Os pedidos da transparência
Eduardo Seino, Nathália Martins e Taciana Stec.
Entre tantas preocupações com os ataques que a democracia brasileira vem sofrendo, nunca devemos nos esquecer de lutas contínuas no campo do fortalecimento democrático. Uma destas lutas é a busca por um poder público que facilite o acesso às informações constantes em seus processos decisórios para que os cidadãos possam exercer o seu papel de controle social.
Certamente, alcançar este objetivo depende do compromisso dos entes públicos com a transparência, porém algumas iniciativas da sociedade civil que visam organizar a informação e facilitar o acesso em meio a um mar de dados – frequentemente incompreensíveis – contribuem muito com a democratização e a qualificação dos debates públicos.
Nesse sentido, a Política Por Inteiro[1] nasceu em 2019 com o objetivo de monitorar os sinais políticos relevantes relacionados à Mudança Climática e Meio Ambiente articulados pelos poderes Executivo e Legislativo no âmbito federal. Diariamente, algoritmos vasculham o Diário Oficial da União (DOU) e as propostas de deputados e senadores no Congresso Nacional em busca de atos e proposições que possam ter impactos diretos e indiretos nas políticas públicas de Clima e Meio Ambiente. Por fim, ainda há uma curadoria humana para validar, analisar e interpretar as normas encontradas.
Diante da importância da inserção dos níveis subnacionais na política de clima e da relevância da região amazônica para o tema, o monitoramento realizado em âmbito federal vem sendo adaptado e projetado para a esfera estadual em alguns dos estados que compõem a Amazônia Legal, a qual engloba nove estados: Acre, Amapá, Amazonas, Mato Grosso, Maranhão, Pará, Rondônia, Roraima e Tocantins.
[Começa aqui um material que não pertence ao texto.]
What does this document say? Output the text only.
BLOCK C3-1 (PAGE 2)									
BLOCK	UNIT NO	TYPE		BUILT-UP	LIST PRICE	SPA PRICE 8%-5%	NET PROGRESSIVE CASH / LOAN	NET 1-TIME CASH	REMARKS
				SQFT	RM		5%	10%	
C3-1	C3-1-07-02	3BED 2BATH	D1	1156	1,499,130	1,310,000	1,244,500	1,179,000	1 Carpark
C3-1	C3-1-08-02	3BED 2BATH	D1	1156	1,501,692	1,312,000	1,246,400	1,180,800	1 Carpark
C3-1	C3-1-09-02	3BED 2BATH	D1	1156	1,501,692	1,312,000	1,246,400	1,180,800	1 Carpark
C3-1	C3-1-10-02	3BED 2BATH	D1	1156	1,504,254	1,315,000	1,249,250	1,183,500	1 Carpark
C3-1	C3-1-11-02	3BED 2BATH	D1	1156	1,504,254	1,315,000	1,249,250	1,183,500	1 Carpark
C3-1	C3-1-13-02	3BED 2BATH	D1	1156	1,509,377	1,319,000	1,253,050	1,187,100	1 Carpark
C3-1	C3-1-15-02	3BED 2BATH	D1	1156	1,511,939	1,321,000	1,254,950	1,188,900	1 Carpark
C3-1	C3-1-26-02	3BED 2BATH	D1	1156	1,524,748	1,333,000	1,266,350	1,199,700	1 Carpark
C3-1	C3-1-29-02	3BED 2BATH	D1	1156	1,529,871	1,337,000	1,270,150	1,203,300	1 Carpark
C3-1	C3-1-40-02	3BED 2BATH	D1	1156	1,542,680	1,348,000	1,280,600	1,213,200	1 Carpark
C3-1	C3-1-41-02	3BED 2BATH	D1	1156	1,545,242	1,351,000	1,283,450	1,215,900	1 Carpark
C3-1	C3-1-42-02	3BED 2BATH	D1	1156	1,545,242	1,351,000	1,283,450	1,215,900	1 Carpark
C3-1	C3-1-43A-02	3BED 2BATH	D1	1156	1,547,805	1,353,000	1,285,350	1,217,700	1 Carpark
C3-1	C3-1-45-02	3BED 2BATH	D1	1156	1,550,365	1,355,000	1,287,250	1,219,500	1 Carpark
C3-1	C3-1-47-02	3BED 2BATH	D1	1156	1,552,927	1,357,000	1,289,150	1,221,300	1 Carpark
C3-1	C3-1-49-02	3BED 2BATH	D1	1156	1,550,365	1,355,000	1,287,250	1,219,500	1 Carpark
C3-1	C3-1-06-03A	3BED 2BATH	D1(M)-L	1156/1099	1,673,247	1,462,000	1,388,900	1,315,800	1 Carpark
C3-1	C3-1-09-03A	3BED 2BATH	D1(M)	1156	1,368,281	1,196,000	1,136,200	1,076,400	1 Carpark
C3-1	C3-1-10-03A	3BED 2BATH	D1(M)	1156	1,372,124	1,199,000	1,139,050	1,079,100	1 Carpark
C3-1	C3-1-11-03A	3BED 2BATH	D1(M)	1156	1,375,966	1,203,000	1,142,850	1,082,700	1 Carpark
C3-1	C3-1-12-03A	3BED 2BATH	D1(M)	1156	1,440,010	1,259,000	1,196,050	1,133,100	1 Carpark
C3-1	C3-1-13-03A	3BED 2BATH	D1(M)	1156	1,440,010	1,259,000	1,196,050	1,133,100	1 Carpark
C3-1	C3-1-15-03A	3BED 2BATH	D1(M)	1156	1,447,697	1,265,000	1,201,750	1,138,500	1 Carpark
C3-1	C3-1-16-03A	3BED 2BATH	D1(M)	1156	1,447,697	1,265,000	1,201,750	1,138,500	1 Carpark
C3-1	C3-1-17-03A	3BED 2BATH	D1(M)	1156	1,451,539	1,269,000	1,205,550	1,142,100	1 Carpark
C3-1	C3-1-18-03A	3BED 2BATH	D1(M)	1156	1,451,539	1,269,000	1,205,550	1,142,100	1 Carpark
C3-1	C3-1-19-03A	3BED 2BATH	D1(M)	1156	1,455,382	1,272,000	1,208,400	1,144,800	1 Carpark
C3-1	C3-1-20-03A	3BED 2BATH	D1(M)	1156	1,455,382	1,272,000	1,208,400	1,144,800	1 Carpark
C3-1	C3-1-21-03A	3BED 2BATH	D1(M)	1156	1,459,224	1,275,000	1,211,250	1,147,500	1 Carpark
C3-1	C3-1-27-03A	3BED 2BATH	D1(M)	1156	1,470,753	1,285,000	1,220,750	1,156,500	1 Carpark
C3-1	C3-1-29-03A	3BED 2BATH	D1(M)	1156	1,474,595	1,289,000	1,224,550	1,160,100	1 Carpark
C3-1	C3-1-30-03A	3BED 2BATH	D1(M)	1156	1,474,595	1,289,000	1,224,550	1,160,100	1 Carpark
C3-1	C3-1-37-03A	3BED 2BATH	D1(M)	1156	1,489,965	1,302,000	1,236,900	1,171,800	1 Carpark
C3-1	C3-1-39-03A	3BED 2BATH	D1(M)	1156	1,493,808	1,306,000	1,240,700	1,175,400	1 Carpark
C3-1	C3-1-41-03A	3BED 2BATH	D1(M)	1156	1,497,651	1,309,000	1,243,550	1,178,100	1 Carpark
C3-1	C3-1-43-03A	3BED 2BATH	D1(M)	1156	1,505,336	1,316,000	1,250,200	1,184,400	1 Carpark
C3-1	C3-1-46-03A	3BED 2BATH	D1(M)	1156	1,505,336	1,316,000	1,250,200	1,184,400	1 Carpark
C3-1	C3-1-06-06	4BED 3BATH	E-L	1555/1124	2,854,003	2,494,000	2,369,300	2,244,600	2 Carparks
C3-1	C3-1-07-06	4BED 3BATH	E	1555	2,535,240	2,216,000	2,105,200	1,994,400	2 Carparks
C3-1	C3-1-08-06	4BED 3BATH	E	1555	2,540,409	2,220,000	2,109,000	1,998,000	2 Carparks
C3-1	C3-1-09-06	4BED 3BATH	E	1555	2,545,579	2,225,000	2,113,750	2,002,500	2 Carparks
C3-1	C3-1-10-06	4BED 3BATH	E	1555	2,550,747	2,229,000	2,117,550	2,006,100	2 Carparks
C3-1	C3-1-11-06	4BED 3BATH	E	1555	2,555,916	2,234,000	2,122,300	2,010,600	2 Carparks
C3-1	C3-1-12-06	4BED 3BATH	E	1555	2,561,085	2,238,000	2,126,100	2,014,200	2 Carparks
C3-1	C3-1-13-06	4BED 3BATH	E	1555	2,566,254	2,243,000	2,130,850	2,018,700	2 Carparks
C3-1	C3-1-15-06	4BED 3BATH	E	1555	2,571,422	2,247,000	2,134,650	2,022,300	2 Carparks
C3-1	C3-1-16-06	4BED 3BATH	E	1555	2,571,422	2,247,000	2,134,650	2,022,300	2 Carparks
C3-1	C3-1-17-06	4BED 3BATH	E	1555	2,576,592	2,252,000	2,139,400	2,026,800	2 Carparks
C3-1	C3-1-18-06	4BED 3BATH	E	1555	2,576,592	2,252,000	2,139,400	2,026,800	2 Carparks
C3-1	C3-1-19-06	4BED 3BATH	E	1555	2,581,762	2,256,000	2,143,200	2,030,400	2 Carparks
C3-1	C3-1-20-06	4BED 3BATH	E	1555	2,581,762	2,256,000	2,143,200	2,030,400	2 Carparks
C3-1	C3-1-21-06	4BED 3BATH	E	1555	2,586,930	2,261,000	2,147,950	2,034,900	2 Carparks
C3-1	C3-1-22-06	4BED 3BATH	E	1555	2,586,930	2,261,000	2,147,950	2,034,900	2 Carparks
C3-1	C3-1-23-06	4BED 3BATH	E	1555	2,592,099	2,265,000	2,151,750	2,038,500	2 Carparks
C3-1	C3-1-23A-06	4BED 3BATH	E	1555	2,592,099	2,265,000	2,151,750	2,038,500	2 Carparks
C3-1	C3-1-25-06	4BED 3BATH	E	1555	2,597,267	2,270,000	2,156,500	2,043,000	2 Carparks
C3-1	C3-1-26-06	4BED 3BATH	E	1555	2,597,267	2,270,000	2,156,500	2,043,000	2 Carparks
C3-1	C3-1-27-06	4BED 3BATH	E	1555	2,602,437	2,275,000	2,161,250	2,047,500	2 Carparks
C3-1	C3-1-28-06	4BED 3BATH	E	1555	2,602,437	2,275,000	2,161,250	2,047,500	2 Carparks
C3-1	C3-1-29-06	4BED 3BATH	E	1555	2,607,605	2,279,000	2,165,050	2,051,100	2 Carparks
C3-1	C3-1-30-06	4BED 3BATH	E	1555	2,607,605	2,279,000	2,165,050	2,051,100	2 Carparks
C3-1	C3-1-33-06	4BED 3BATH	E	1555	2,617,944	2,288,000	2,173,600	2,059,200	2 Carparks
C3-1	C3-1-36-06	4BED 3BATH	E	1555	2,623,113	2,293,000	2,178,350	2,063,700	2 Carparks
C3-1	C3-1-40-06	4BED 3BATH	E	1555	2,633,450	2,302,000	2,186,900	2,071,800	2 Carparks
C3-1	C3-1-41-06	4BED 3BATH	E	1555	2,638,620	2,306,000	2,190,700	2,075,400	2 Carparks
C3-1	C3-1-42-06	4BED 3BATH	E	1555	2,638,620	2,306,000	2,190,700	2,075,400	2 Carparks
Para a seleção dos primeiros monitorados foram realizados um levantamento e uma classificação[2] de acordo com facilidade de acesso, formato dos dados e disponibilidade dos sistemas nas esferas do Executivo e Legislativo. Ou seja, observando os fatores centrais que influenciam no nível de transparência dos dados.
Em relação ao Poder Legislativo, algumas Assembleias Legislativas utilizam o Sistema de Apoio ao Processo Legislativo (SAPL) e disponibilizam APIs[3] para consulta e extração dos dados. Este foi o melhor cenário encontrado, uma vez que há disponibilização de dados padronizados e estruturados, embora ainda não seja o ideal em decorrência da ausência de algumas informações, como por exemplo o tipo da proposta e o regime de tramitação, dependendo do estado (AC, RO, AM, TO e MA).
No caso do Mato Grosso, por exemplo, o Legislativo disponibiliza uma API própria, mas impõe restrições de acesso, solicitando autorização do presidente da Casa via ofício. Importante apontar que a equipe da Política Por Inteiro fez essa solicitação no final de agosto e ainda não obteve resposta. Outras Assembleias Legislativas disponibilizam as atividades em formato HTML ou PDF por meio de pesquisas e obtidas apenas por raspagem dos dados. O caso mais grave foi o da Assembleia Legislativa do Pará devido à indisponibilidade e instabilidade no site, que impossibilitou o acesso aos dados.
Em relação ao Poder Executivo, o acesso aos dados, via Diários Oficiais Estaduais (DOE), é ainda mais complexo e dificultado, uma vez que não há padronização das informações e o formato em sua maioria é PDF. Em nenhum dos estados há disponibilização via APIs.
A despeito da análise dos dados e os resultados ainda estarem sendo elaborados, observamos que existe um esforço no sentido da digitalização, mas ainda há um longo caminho para que os dados sejam efetivamente transparentes e não apenas publicados.
No âmbito do Executivo, ainda muito distante do ideal, é necessária a padronização e a disponibilização de APIs para o acesso aos dados. No Legislativo, cabe às Assembleias Estaduais aderirem ao SAPL para que exista uma padronização entre os entes federativos – que idealmente seguiria o mesmo formato das Casas Legislativas Federais – e maior qualidade na inserção dos dados.
A forma como utilizamos a tecnologia permanece sendo um desafio contemporâneo para sociedades democráticas que têm como objetivo promover a transparência e governos abertos, bem como garantir a participação e o controle social. Atentar para as demandas de entidades da sociedade civil que estão atuando nesse sentido é requisito fundamental para que a política possa chegar, por inteiro, aos cidadãos.
[1]https://www.politicaporinteiro.org/#oquee
[2] Coleta de dados realizada em setembro deste ano.
[3] do inglês, Application Programming Interface, é um conjunto de rotinas e padrões de programação que facilitam o acesso e consumo de dados entre plataformas.